|M.Sc Student||Ben David Roey|
|Subject||Kinetic Study of Isothermal and Non-Isothermal|
Dehydrogenation Process of Titanium Hydride
|Department||Department of Materials Science and Engineering||Supervisors||Professor Eugen Rabkin|
|Dr. Dror Cohen|
The kinetics of hydrogen desorption (dehydrogenation) from TiH2 powders plays an important role in various applications such as hydrogen storage, synthesis of aluminum metallic foams with the aid of TiH2 as a blowing agent, and production of titanium powders. Better understanding of the kinetics of hydrogen desorption from TiH2 powders and the factors influencing the dehydrogenation may help to optimize the above mentioned technological processes.
TiH2 exhibits a relatively complex dehydrogenation kinetics due to the occurrence of several intermediate hydride phase transformations during hydrogen desorption process. Moreover, hydrogen desorption may also be affected by such powder parameters as particle size, surface oxidation and initial hydrogen content. It was shown recently that some degree of particles sintering occurs during hydrogen desorption process, which proceeds up to relatively high temperatures, exceeding in some cases 0.5 Tm (Tm being the melting temperature of Ti).

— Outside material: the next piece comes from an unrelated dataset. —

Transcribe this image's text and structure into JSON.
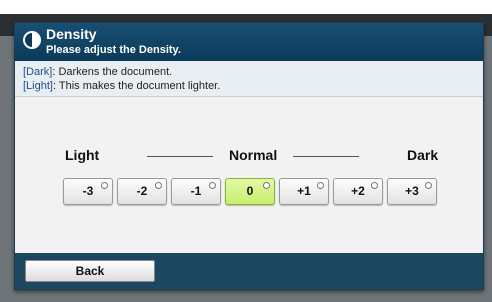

Nevertheless, the evolution of TiH2 powder morphology as a result of sintering and coarsening processes during dehydrogenation and its effect on hydrogen desorption were not explicitly studied.
In the present work, the effect of sintering/coarsening induced powder morphology evolution on hydrogen desorption was investigated by a comparative study of hydrogen desorption from as-received and pre-oxidized TiH2 powders. In addition, the kinetics of hydrogen desorption from as-received TiH2 was studied by non-isothermal and isothermal temperature programmed desorption - mass spectrometry (TPD-MS) analysis, and the kinetic parameters were evaluated.

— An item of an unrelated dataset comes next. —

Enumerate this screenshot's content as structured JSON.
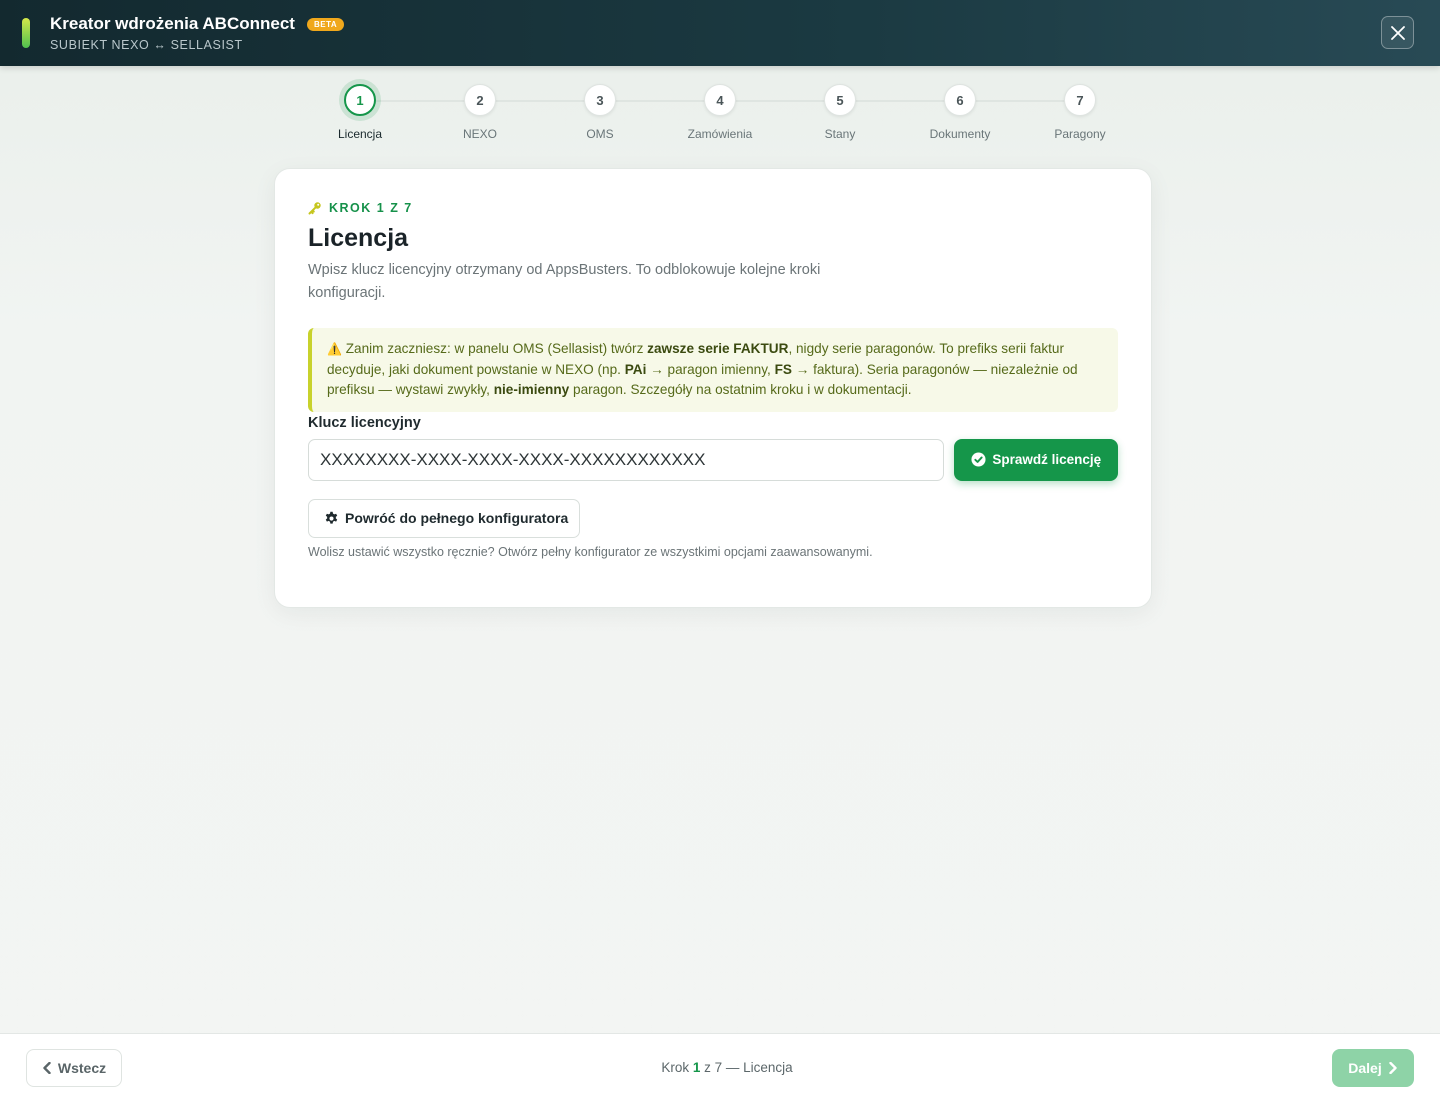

The pre-oxidized TiH2 samples were prepared by thermal oxidation of the as-received powder at 400 ˚C for 2-6 h in air, and characterized in terms of hydride phase (XRD) and oxygen content. Hydrogen desorption kinetics was studied by means of TPD-MS under He flow conditions, and powder morphologies at different dehydrogenation stages were examined in SEM.
The thermal analysis results show that above 750 ˚C, hydrogen desorption from the thermally decomposed as-received powder is kinetically delayed compared to that from the pre-oxidized samples, and is accomplished at higher temperature. The scanning electron microscopy observations suggest that the delay stems from simultaneous surface coarsening and particles sintering that occur predominantly in the as-received powder at lower temperatures. It is also suggested that the difference in morphology evolution of the as-received and pre-oxidized powders originates from the dependence of Ti self-diffusion on the concentration of oxygen dissolved in Ti, since the oxide layer itself was found to dissociate at lower temperatures (~500 ˚C). The mechanisms of oxide layer decomposition during TiH2 dehydrogenation were tested with the aid of quantitative analysis of H2O evolution during dehydrogenation. It was found that the process of oxide layer reduction by hydrogen atoms is insignificant compared to oxide layer dissolution.
Besides the thermal analysis and microscopic results, the phase analysis of the as-received and the pre-oxidized TiH2 powders indicates the occurrence of phase transformation of the hydride phase followed by oxidation treatment at 400 ˚C. It was found that the initial δ phase (cubic) of the as-received powder was transformed to ε phase (tetragonal) after oxidation treatment. The possible mechanisms for the observed oxidation treatment induced phase transformation were discussed.